If the past year has taught anything, it’s that consistency of healthy habits will always be challenged for one reason or another. Sticking to new habits becomes a common core focus for a lot of people during the beginning of year, so it’s worth mentioning. As many of us discovered, needing more time at home was not the solution we thought we needed to get that together! Diligence has never taught us what some of us have learned from asking for more consistent compassion after the turmoil and loss that occurred 2020, and beginning of 2021. 

in 2020 my relationship to food changed


Among so many crises on display, the widespread consequences that dieting has had across our lives is more clear than ever. With collective trauma exhaustion setting in, compassion is critical in balancing our emotional and physical relationships to food. It’s necessary to nurture all areas of fuel if we cannot have social and emotional fuel in the ways we had before covid. Food & our associations to it is 100% apart of that equation.

For me, switching up my career focus with nutrition and focusing more on creating things, I needed to figure out what my relationship to food meant to me. I asked myself many times, how can I best help people wade through their wellness goals with everything going on and also work through my own mental health/dietary struggles? After a few years of being a nutritionist, one year after discovering I had synesthesia responses to taste, smell, sound and emotion, and several months of isolation, I began to feel my perspective shift dramatically when considering how others might feel about food as emotional fuel right now.

What does it mean that I can connect to food and my body in ways other people can’t? People often approach me for advice with a heavy heart and careful level of uncertainty. After all, the subject of our personal habits and health status is a sensitive one and it is difficult to know how to bring our needs to others when searching for the right kind of help.

I know how quickly we can learn about what the body really needs to feel healthy regardless of how well we know our bodies, I’ve seen plenty of people succeed with it. I thought I knew my needs really well, but I was still figuring out life changing things when I started paying enough of the right kind of attention to myself. If there’s anything I’ve learned from my own 2020 experience, it’s that our relationships to food is an entire network of experiences woven through almost every moment of every day in our lives. We can’t ignore any of it. It shocked me to think back to the destruction that the dieting industry has had on my own body and evokes compassion for everyone else swept along the tide with me, still struggling to get out.

While weight loss is still an important and valid goal for some, people are having more conversations about the emotional consequences of disordered / restrictive eating from dieting and the impacts on diet from unrelated emotional distress (so, all of 2020). Many people will go on a diet as a means of control when what they really need in their life falls more in the category is basic human needs and stability.

Did you know that regardless of what your goal is, it is perfectly normal for your body to respond to change in life with a change in appetite or function?


Or were you fooled like me into thinking you could just control that part of yourself?

Not all bodies work the same so how does that change our relationship to resolutions at the beginning of the year?

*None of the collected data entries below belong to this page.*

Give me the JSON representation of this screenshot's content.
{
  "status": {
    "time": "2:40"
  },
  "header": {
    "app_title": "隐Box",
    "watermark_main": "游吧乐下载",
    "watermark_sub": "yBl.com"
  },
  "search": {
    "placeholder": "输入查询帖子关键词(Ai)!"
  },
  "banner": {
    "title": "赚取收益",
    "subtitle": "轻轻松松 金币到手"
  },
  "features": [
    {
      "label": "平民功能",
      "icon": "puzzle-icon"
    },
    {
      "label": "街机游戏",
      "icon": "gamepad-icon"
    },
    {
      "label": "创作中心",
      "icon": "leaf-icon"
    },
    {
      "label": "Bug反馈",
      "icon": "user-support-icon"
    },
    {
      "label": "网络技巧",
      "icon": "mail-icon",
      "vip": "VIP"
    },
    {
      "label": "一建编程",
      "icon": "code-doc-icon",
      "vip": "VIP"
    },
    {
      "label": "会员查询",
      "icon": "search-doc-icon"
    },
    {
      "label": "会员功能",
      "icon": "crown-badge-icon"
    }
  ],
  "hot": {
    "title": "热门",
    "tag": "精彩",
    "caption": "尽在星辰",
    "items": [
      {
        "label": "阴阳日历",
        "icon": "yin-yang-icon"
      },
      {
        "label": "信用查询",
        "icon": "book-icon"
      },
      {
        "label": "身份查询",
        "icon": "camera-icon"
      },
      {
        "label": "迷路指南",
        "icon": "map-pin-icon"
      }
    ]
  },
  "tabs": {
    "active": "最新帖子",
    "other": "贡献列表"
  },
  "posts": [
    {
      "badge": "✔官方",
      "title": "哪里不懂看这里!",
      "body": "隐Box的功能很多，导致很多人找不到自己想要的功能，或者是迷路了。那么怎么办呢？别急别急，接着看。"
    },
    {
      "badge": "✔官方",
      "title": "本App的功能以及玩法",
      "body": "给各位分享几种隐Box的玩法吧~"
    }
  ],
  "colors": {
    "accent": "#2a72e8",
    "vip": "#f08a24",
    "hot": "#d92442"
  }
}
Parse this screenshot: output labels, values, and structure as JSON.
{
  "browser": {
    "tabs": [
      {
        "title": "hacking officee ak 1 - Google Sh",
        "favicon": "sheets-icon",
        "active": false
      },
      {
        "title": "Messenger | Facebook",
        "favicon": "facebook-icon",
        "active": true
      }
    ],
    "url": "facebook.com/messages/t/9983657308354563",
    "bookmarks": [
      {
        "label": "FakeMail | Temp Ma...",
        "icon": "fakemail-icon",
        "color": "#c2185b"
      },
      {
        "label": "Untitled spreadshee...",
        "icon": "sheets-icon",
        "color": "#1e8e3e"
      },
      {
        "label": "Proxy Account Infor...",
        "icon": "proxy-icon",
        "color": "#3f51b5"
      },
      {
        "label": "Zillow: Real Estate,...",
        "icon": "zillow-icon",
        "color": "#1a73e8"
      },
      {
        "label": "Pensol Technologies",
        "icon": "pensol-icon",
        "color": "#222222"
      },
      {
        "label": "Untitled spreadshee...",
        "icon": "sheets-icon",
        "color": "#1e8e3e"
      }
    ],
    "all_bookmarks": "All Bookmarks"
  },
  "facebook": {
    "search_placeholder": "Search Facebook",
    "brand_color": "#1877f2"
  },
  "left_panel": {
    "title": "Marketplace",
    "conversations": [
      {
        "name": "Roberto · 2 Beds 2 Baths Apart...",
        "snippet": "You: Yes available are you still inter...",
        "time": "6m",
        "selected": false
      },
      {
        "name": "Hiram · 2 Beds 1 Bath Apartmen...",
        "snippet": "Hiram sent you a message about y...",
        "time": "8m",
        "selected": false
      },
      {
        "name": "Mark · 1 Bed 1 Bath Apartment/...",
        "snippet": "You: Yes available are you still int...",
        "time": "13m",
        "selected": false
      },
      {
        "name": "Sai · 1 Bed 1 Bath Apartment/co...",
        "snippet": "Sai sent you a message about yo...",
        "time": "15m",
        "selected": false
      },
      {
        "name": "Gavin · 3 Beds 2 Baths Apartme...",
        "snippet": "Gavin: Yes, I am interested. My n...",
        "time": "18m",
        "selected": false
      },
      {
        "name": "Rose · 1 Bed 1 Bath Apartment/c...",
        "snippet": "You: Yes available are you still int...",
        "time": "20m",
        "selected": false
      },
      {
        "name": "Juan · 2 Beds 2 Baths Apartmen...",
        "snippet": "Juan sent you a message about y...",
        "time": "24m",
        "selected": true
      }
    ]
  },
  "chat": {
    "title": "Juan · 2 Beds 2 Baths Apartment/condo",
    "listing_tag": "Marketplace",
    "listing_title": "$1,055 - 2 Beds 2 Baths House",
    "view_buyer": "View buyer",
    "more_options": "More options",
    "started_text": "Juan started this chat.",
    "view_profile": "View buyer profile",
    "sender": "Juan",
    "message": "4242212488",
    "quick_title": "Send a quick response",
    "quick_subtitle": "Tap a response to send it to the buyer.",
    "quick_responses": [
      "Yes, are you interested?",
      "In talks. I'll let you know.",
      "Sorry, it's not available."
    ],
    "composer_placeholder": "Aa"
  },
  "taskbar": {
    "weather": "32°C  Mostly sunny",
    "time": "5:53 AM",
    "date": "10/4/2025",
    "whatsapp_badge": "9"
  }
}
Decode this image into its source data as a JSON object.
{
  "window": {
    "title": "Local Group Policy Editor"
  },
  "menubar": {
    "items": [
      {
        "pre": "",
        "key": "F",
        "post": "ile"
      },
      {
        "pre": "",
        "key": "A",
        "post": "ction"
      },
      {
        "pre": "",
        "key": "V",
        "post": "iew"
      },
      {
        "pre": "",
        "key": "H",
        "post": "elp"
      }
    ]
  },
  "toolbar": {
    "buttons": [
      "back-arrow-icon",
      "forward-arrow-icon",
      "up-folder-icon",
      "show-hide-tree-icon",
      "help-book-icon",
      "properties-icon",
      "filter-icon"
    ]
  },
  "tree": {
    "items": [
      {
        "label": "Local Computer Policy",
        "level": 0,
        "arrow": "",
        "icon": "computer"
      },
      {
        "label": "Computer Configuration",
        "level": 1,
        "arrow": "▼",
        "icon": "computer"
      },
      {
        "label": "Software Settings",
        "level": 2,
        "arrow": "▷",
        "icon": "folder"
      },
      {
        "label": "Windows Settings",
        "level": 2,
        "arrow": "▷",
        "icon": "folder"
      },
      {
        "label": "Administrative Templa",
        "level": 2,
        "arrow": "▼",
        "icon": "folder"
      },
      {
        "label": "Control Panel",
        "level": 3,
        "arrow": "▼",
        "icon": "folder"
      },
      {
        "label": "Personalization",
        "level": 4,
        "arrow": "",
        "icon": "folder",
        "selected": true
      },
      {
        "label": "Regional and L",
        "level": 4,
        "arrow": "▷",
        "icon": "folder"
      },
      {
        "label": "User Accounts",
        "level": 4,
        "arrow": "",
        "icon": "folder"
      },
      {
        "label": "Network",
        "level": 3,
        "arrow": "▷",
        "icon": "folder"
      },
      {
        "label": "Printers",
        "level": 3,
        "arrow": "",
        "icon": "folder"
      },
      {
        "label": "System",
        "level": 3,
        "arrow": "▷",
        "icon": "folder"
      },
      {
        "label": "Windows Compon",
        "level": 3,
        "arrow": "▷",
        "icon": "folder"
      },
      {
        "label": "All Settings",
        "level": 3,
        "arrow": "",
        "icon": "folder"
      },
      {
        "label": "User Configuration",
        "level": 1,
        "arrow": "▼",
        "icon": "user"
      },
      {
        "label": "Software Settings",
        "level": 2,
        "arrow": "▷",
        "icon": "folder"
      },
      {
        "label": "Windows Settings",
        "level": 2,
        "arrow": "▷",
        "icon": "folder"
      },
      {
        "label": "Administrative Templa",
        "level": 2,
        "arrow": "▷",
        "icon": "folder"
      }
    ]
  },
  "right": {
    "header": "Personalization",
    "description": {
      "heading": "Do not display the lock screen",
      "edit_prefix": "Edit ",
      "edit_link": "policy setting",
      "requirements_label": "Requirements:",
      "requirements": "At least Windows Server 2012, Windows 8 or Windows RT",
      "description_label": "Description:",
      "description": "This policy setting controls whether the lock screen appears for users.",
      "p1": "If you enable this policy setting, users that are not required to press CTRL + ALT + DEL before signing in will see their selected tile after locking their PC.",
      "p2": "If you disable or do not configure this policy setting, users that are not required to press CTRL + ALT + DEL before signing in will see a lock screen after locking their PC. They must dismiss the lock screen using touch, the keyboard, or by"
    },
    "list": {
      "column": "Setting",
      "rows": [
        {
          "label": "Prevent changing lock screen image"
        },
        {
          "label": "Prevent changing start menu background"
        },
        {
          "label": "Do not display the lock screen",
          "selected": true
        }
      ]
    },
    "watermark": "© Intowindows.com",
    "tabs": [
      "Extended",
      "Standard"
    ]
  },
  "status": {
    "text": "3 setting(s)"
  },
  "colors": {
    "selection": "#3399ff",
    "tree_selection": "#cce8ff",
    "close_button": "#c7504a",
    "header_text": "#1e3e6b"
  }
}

The control mindset is based off of control, however control is rarely achieved when ignoring the facts. In this case, it is that our bodies call the shots, not our intentions and we must learn listen.

In 2020, Our Relationship to Food Changed

The lessons I’ve learned in 2020 have changed my relationship to food completely and if there’s one thing I want others to learn from me, it’s that the commitment to your relationships with your body and food is fluid and at the mercy of so many life factors. Diligence is only part of the equation but not the common variable.

Balance is only achieved when you know yourself and connect with your humanness. Forcing habits or convincing myself to ignore my body’s internal messages never yielded the same powerful results as mindful strategizing and thoughtful decision making have.

As the diet industry shifts, many people are also waking up to how deeply culture, heritage, racism, and cross generational trauma weigh in on our emotions, our physical sense of health and our intimate relationships with food. These dynamics (especially when injustice, inaccessibility, harm and violence have taken place) alongside understanding the stabilizing functions of our bodies can give us almost every piece of information left unanswered from most diet plans.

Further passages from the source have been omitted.